Liana shares her memories of the elderly pakcik and makcik (uncles and aunties), as she referred to them, passing their time daily at the home.

“I saw some become ill and recover, while others didn’t get better and passed on. There were those who were very much in their own world, having regressed into dementia,” she says.

“At a very young age, I interacted with the elderly as I helped Atuk and Nek with chores after school, and it gave me a very practical and sober view on life: no matter what comes our way - circumstances, success, failures, illness, recovery, death - we have to go on with life,” she shares.

“Although the home closed down after Atuk and Nek passed away, the memories are still very clear in my head,” she adds.

Liana's believes that one’s past doesn’t have to determine their future. Photo: FreepikLiana's believes that one’s past doesn’t have to determine their future. Photo: Freepik

Letting go of the past

Liana says that her adoptive parents weren’t rich, but they provided a comfortable life for her, taught her good values, and they always stressed the importance of a good education, which indirectly influenced her decision to eventually become a teacher.

She is now happily married to a lecturer, and they have two grown-up children aged 23 and 24, who are working.

“Growing up, I was a shy child and a loner even though I eventually outgrew this and became more confident with age. I had few friends but close ones. And till this day, I never told anybody that I was adopted and only my immediate family – my husband and children – know about it. Most people thought that I was living with my grandparents after my parents passed away,” she reveals.

Liana lived at the orphanage for seven years (until she was 14), and even though it has since closed down, she still keeps in touch with her childhood friends from her time there.

“I’ve friends from the orphanage who were abandoned by their parents at birth and I still keep in touch with these friends. It’s through my interactions with them that I realised that everyone’s family background may be different but we all have more in common than we realise,” she says.

“All of us face similar challenges in life, and we’ve to learn to overcome these obstacles in our own way. We also have our own dreams and goals, and strive to achieve them... you can’t understand what true success is until you’ve failed a few times,” she adds.

“People might think that just because you’re adopted or given away at birth that you’re unwanted, but that couldn’t be further from the truth. Sometimes, circumstances are beyond our control. We can’t judge people for what happened so it’s better to just let go of the past,” says Liana.

“In the orphanage, there were children from abusive homes. There were also those who were given away at birth because of accidental pregnancies to unwed couples, and children resulting from rape. They tell me they’re thankful to be alive and not aborted as a result of something bad that happened,” she explains.

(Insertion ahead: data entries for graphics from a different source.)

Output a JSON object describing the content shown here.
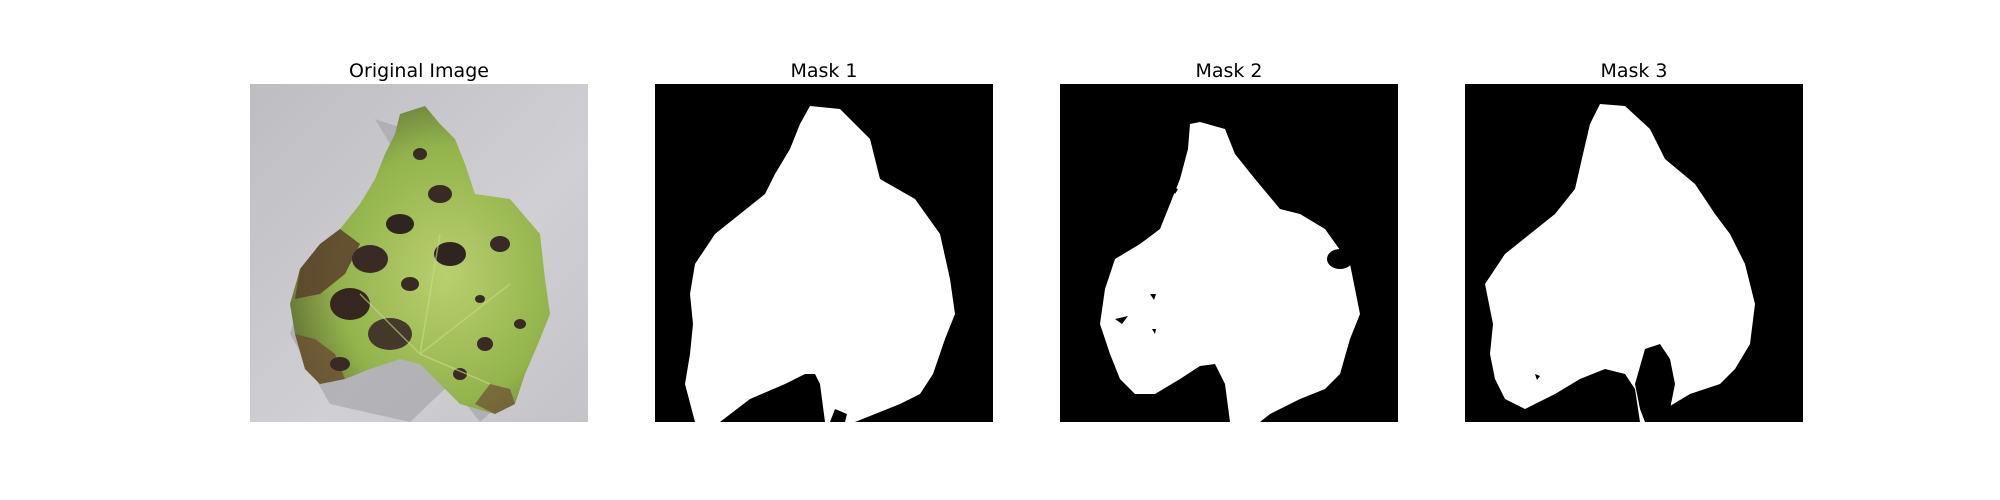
{
  "figure": {
    "panels": [
      {
        "title": "Original Image",
        "kind": "photo"
      },
      {
        "title": "Mask 1",
        "kind": "mask"
      },
      {
        "title": "Mask 2",
        "kind": "mask"
      },
      {
        "title": "Mask 3",
        "kind": "mask"
      }
    ]
  },
  "colors": {
    "background": "#ffffff",
    "mask_foreground": "#ffffff",
    "mask_background": "#000000",
    "photo_surface": "#c8c8cc",
    "leaf_green": "#8fb04a",
    "leaf_light_green": "#b6cf6d",
    "lesion_dark": "#3a2a25",
    "leaf_edge_brown": "#7a5a3a"
  }
}
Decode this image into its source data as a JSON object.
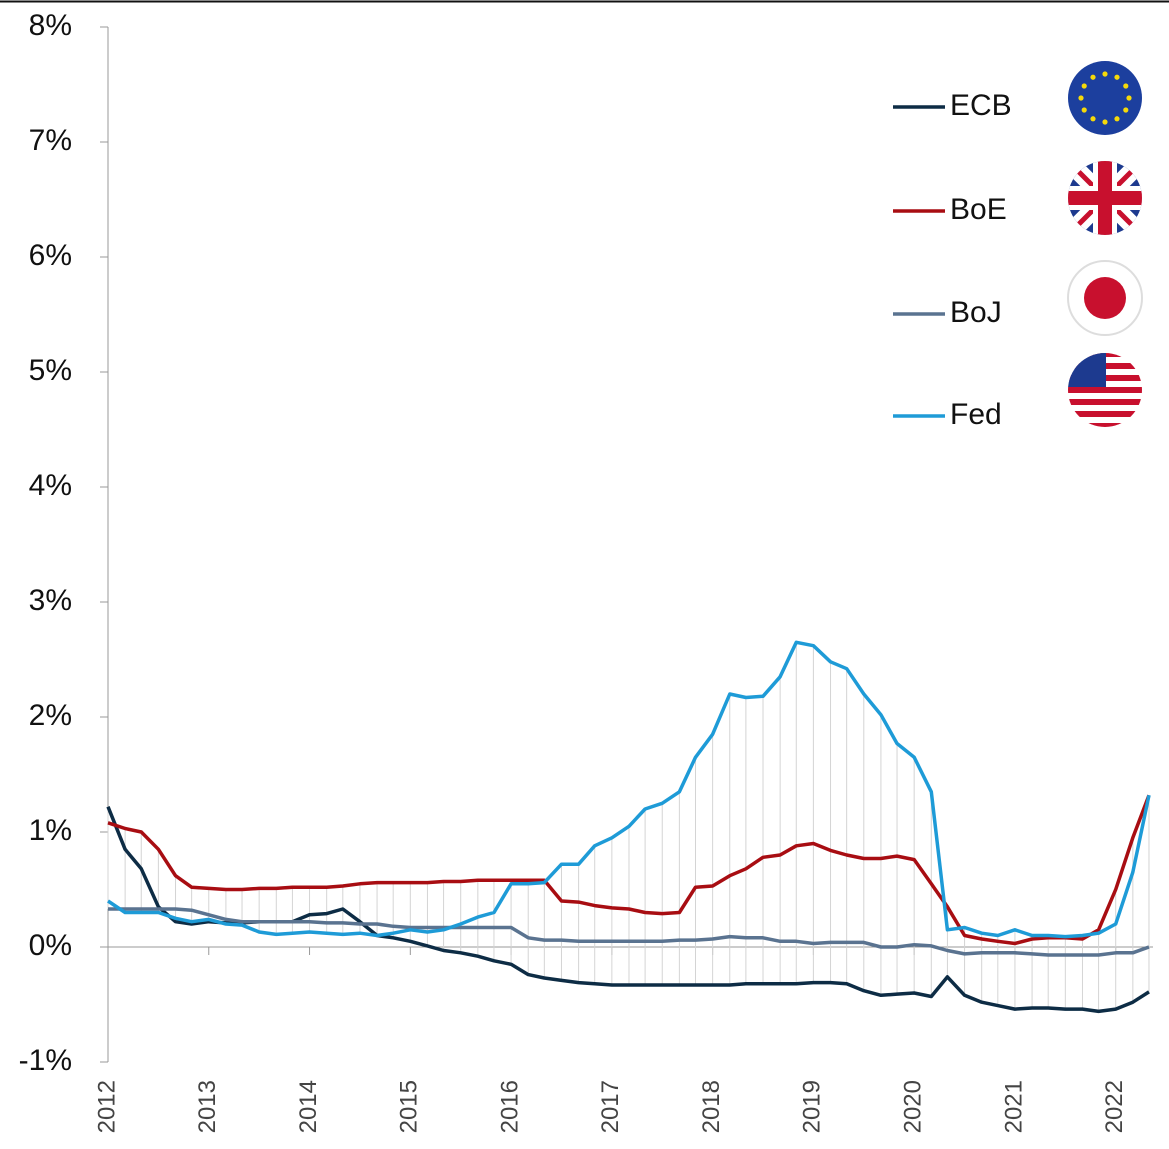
{
  "chart_data": {
    "type": "line",
    "x": [
      2012,
      2012.17,
      2012.33,
      2012.5,
      2012.67,
      2012.83,
      2013,
      2013.17,
      2013.33,
      2013.5,
      2013.67,
      2013.83,
      2014,
      2014.17,
      2014.33,
      2014.5,
      2014.67,
      2014.83,
      2015,
      2015.17,
      2015.33,
      2015.5,
      2015.67,
      2015.83,
      2016,
      2016.17,
      2016.33,
      2016.5,
      2016.67,
      2016.83,
      2017,
      2017.17,
      2017.33,
      2017.5,
      2017.67,
      2017.83,
      2018,
      2018.17,
      2018.33,
      2018.5,
      2018.67,
      2018.83,
      2019,
      2019.17,
      2019.33,
      2019.5,
      2019.67,
      2019.83,
      2020,
      2020.17,
      2020.33,
      2020.5,
      2020.67,
      2020.83,
      2021,
      2021.17,
      2021.33,
      2021.5,
      2021.67,
      2021.83,
      2022,
      2022.17,
      2022.33
    ],
    "series": [
      {
        "name": "ECB",
        "color": "#0d2c45",
        "values": [
          1.22,
          0.85,
          0.68,
          0.35,
          0.22,
          0.2,
          0.22,
          0.21,
          0.21,
          0.22,
          0.22,
          0.22,
          0.28,
          0.29,
          0.33,
          0.22,
          0.1,
          0.08,
          0.05,
          0.01,
          -0.03,
          -0.05,
          -0.08,
          -0.12,
          -0.15,
          -0.24,
          -0.27,
          -0.29,
          -0.31,
          -0.32,
          -0.33,
          -0.33,
          -0.33,
          -0.33,
          -0.33,
          -0.33,
          -0.33,
          -0.33,
          -0.32,
          -0.32,
          -0.32,
          -0.32,
          -0.31,
          -0.31,
          -0.32,
          -0.38,
          -0.42,
          -0.41,
          -0.4,
          -0.43,
          -0.26,
          -0.42,
          -0.48,
          -0.51,
          -0.54,
          -0.53,
          -0.53,
          -0.54,
          -0.54,
          -0.56,
          -0.54,
          -0.48,
          -0.39
        ]
      },
      {
        "name": "BoE",
        "color": "#a80d12",
        "values": [
          1.08,
          1.03,
          1.0,
          0.85,
          0.62,
          0.52,
          0.51,
          0.5,
          0.5,
          0.51,
          0.51,
          0.52,
          0.52,
          0.52,
          0.53,
          0.55,
          0.56,
          0.56,
          0.56,
          0.56,
          0.57,
          0.57,
          0.58,
          0.58,
          0.58,
          0.58,
          0.58,
          0.4,
          0.39,
          0.36,
          0.34,
          0.33,
          0.3,
          0.29,
          0.3,
          0.52,
          0.53,
          0.62,
          0.68,
          0.78,
          0.8,
          0.88,
          0.9,
          0.84,
          0.8,
          0.77,
          0.77,
          0.79,
          0.76,
          0.55,
          0.35,
          0.1,
          0.07,
          0.05,
          0.03,
          0.07,
          0.08,
          0.08,
          0.07,
          0.15,
          0.5,
          0.95,
          1.32
        ]
      },
      {
        "name": "BoJ",
        "color": "#5a7390",
        "values": [
          0.33,
          0.33,
          0.33,
          0.33,
          0.33,
          0.32,
          0.28,
          0.24,
          0.22,
          0.22,
          0.22,
          0.22,
          0.22,
          0.21,
          0.21,
          0.2,
          0.2,
          0.18,
          0.17,
          0.17,
          0.17,
          0.17,
          0.17,
          0.17,
          0.17,
          0.08,
          0.06,
          0.06,
          0.05,
          0.05,
          0.05,
          0.05,
          0.05,
          0.05,
          0.06,
          0.06,
          0.07,
          0.09,
          0.08,
          0.08,
          0.05,
          0.05,
          0.03,
          0.04,
          0.04,
          0.04,
          0.0,
          0.0,
          0.02,
          0.01,
          -0.03,
          -0.06,
          -0.05,
          -0.05,
          -0.05,
          -0.06,
          -0.07,
          -0.07,
          -0.07,
          -0.07,
          -0.05,
          -0.05,
          0.0
        ]
      },
      {
        "name": "Fed",
        "color": "#1e9bd7",
        "values": [
          0.4,
          0.3,
          0.3,
          0.3,
          0.25,
          0.22,
          0.24,
          0.2,
          0.19,
          0.13,
          0.11,
          0.12,
          0.13,
          0.12,
          0.11,
          0.12,
          0.1,
          0.12,
          0.15,
          0.13,
          0.15,
          0.2,
          0.26,
          0.3,
          0.55,
          0.55,
          0.56,
          0.72,
          0.72,
          0.88,
          0.95,
          1.05,
          1.2,
          1.25,
          1.35,
          1.65,
          1.85,
          2.2,
          2.17,
          2.18,
          2.35,
          2.65,
          2.62,
          2.48,
          2.42,
          2.2,
          2.02,
          1.77,
          1.65,
          1.35,
          0.15,
          0.17,
          0.12,
          0.1,
          0.15,
          0.1,
          0.1,
          0.09,
          0.1,
          0.12,
          0.2,
          0.65,
          1.32
        ]
      }
    ],
    "xlim": [
      2012,
      2022.37
    ],
    "xticks": [
      2012,
      2013,
      2014,
      2015,
      2016,
      2017,
      2018,
      2019,
      2020,
      2021,
      2022
    ],
    "ylim": [
      -1,
      8
    ],
    "yticks": [
      {
        "value": -1,
        "label": "-1%"
      },
      {
        "value": 0,
        "label": "0%"
      },
      {
        "value": 1,
        "label": "1%"
      },
      {
        "value": 2,
        "label": "2%"
      },
      {
        "value": 3,
        "label": "3%"
      },
      {
        "value": 4,
        "label": "4%"
      },
      {
        "value": 5,
        "label": "5%"
      },
      {
        "value": 6,
        "label": "6%"
      },
      {
        "value": 7,
        "label": "7%"
      },
      {
        "value": 8,
        "label": "8%"
      }
    ],
    "legend": "upper right"
  }
}
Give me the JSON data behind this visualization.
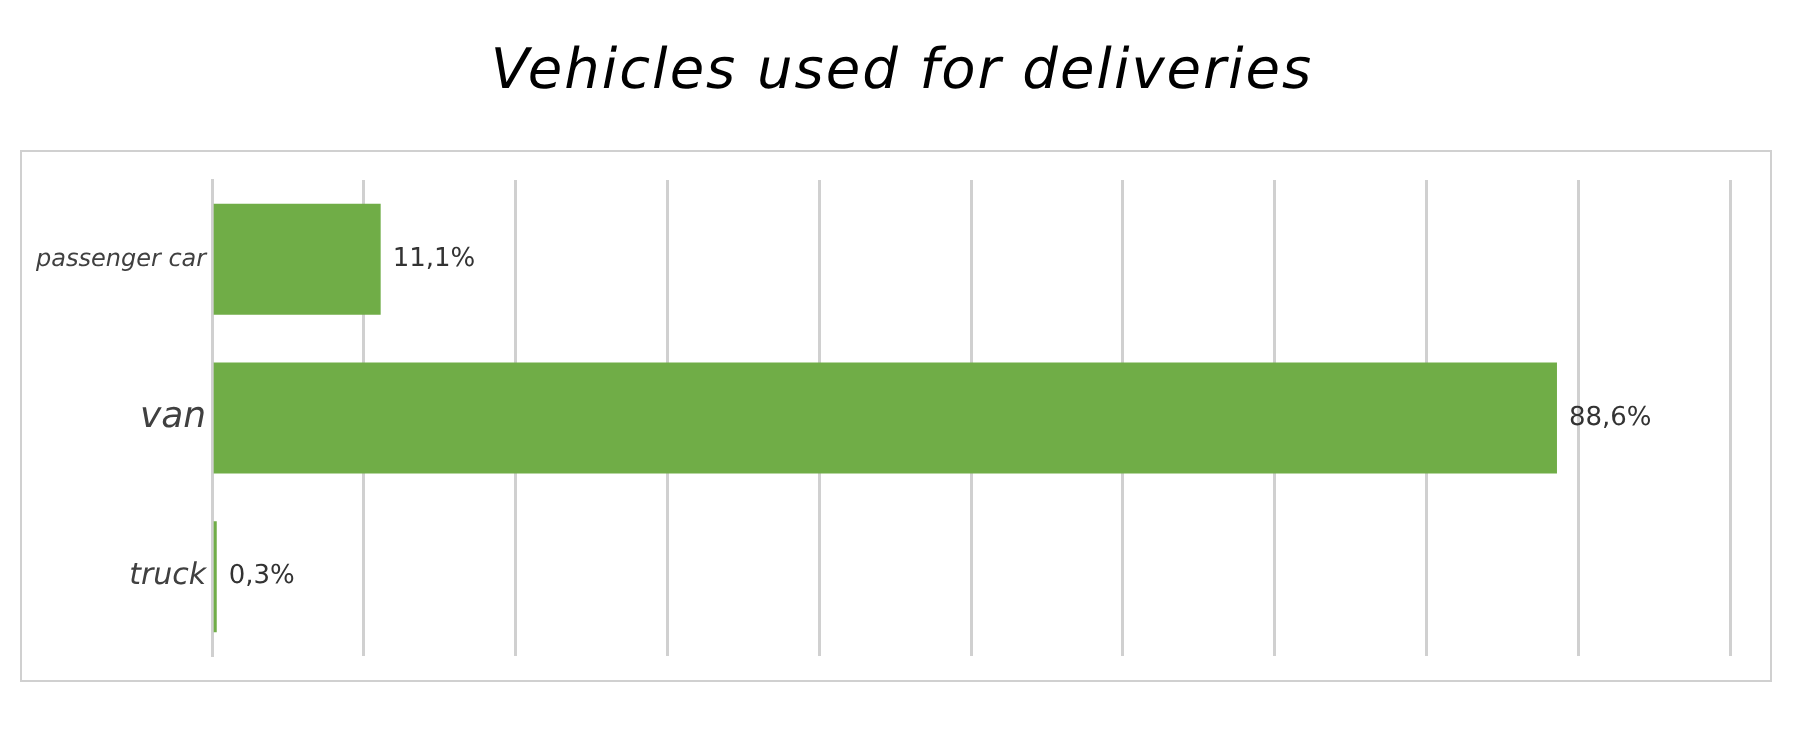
{
  "chart_data": {
    "type": "bar",
    "orientation": "horizontal",
    "title": "Vehicles used for deliveries",
    "categories": [
      "passenger car",
      "van",
      "truck"
    ],
    "values": [
      11.1,
      88.6,
      0.3
    ],
    "value_labels": [
      "11,1%",
      "88,6%",
      "0,3%"
    ],
    "color": "#70ad47",
    "xlim": [
      0,
      100
    ],
    "xticks": [
      {
        "value": 0,
        "label": null
      },
      {
        "value": 10,
        "label": null
      },
      {
        "value": 20,
        "label": null
      },
      {
        "value": 30,
        "label": null
      },
      {
        "value": 40,
        "label": null
      },
      {
        "value": 50,
        "label": null
      },
      {
        "value": 60,
        "label": null
      },
      {
        "value": 70,
        "label": null
      },
      {
        "value": 80,
        "label": null
      },
      {
        "value": 90,
        "label": null
      },
      {
        "value": 100,
        "label": null
      }
    ],
    "grid": "x",
    "tick_labels": "y",
    "legend": false
  }
}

Liana says she's 'done well for herself' and 'is in a good place' even though she's been through a lot. - FreepikLiana says she's 'done well for herself' and 'is in a good place' even though she's been through a lot. - Freepik

Liana says that she’s learnt life lessons from her friends from the orphanage.

“A few have shared with me that the only way they’ve been able to overcome the bad memories from their past is to create new and happier memories to replace those bad memories from the past,” she says.

In the end, she says, we must not be limited by our past.

“Take steps – one day at a time – to make a better and happier future for yourself,” she says.